Allergy season expands with climate change
Many Canadians with ragweed allergies face nearly an extra month of suffering as the climate warms, a new study shows.
Between 1995 and 2009, the ragweed pollen season grew by 25 days in Winnipeg and 27 days in Saskatoon, according to a paper published this week in Proceedings of the National Academy of Sciences.
Over that 15-year period, other areas of North America above 44 degrees latitude (which runs just south of Madison, Wis.) saw their ragweed pollen seasons expand by at least 13 days, according to the research led by Lewis Ziska at the United States Department of Agriculture in Beltsville, Md.

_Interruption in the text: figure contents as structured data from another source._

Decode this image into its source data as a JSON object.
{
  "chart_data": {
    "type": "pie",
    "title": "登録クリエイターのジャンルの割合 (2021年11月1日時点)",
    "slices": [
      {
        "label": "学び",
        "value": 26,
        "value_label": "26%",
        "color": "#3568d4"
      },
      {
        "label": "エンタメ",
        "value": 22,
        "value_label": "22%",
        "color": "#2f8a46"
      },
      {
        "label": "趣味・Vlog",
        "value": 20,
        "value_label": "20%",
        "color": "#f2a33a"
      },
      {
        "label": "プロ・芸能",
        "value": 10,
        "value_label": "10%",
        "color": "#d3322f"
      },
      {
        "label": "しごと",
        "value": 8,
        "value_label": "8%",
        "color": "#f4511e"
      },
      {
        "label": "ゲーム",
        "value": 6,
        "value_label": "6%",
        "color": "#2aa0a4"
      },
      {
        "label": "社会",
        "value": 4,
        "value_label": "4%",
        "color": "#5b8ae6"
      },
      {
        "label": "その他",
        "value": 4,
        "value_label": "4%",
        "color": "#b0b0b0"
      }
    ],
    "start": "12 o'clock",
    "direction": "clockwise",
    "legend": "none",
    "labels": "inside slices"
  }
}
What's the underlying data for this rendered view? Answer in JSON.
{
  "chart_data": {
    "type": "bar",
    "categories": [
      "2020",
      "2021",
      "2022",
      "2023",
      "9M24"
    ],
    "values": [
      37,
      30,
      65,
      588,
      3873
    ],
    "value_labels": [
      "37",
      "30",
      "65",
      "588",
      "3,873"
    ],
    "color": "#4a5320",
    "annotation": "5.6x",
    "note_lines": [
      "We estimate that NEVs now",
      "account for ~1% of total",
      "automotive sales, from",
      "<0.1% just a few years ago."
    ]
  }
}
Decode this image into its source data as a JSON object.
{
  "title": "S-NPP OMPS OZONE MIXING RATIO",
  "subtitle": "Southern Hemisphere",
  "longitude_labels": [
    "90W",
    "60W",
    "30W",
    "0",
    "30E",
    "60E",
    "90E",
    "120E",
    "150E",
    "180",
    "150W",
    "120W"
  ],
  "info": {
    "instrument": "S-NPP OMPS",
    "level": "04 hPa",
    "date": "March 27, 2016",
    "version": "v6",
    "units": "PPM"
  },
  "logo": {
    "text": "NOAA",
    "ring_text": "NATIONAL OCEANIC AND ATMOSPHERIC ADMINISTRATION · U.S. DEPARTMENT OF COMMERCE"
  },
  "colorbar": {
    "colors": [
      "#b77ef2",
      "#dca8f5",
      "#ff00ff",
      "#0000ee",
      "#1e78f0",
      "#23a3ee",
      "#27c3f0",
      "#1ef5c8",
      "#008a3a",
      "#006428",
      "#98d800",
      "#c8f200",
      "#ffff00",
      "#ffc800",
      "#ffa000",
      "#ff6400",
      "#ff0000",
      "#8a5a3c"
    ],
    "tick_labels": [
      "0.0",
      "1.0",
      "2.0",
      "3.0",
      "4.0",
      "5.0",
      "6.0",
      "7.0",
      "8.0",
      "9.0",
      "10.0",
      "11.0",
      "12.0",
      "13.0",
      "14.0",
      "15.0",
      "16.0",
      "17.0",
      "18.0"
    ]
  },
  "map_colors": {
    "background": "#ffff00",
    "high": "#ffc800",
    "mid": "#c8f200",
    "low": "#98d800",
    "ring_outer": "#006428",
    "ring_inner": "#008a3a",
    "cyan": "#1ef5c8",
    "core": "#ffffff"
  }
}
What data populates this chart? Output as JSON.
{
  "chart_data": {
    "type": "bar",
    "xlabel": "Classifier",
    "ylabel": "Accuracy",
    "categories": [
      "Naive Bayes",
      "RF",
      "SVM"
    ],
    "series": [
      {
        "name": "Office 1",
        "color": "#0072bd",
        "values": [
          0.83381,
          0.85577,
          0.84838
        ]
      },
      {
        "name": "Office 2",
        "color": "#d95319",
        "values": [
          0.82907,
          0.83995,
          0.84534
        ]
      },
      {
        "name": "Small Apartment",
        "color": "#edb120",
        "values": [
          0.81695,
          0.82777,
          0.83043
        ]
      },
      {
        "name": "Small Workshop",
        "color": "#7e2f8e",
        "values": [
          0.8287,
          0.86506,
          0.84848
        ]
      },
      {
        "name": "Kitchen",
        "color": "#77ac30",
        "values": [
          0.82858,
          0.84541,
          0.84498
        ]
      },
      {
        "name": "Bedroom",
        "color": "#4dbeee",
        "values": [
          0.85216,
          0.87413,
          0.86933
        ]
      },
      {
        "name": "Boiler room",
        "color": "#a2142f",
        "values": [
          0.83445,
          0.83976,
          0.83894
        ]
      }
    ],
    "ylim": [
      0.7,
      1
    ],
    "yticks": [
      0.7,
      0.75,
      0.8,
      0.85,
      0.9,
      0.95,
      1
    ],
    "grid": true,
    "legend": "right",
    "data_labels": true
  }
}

In general, the ragweed season expanded more at sites farther north.
The study linked the extended season to a delay in the first frost and the longer frost-free period of the year.
Previous studies have shown that about 10 per cent of the population in the U.S. is sensitive to ragweed pollen and that allergies result in U.S. health-care costs reaching $21 billion each year.
Researchers had already become aware that milder winters cause many plants to flower earlier, but had not figured out whether that resulted in a longer pollen season.
Ziska's study relied on ragweed pollen counts taken by the National Allergy Bureau in the United States and Aerobiology Research Laboratories, based in Ottawa, at eight American sites and two Canadian sites between Texas and Saskatoon. That was linked to weather data from U.S. weather stations and from Environment Canada.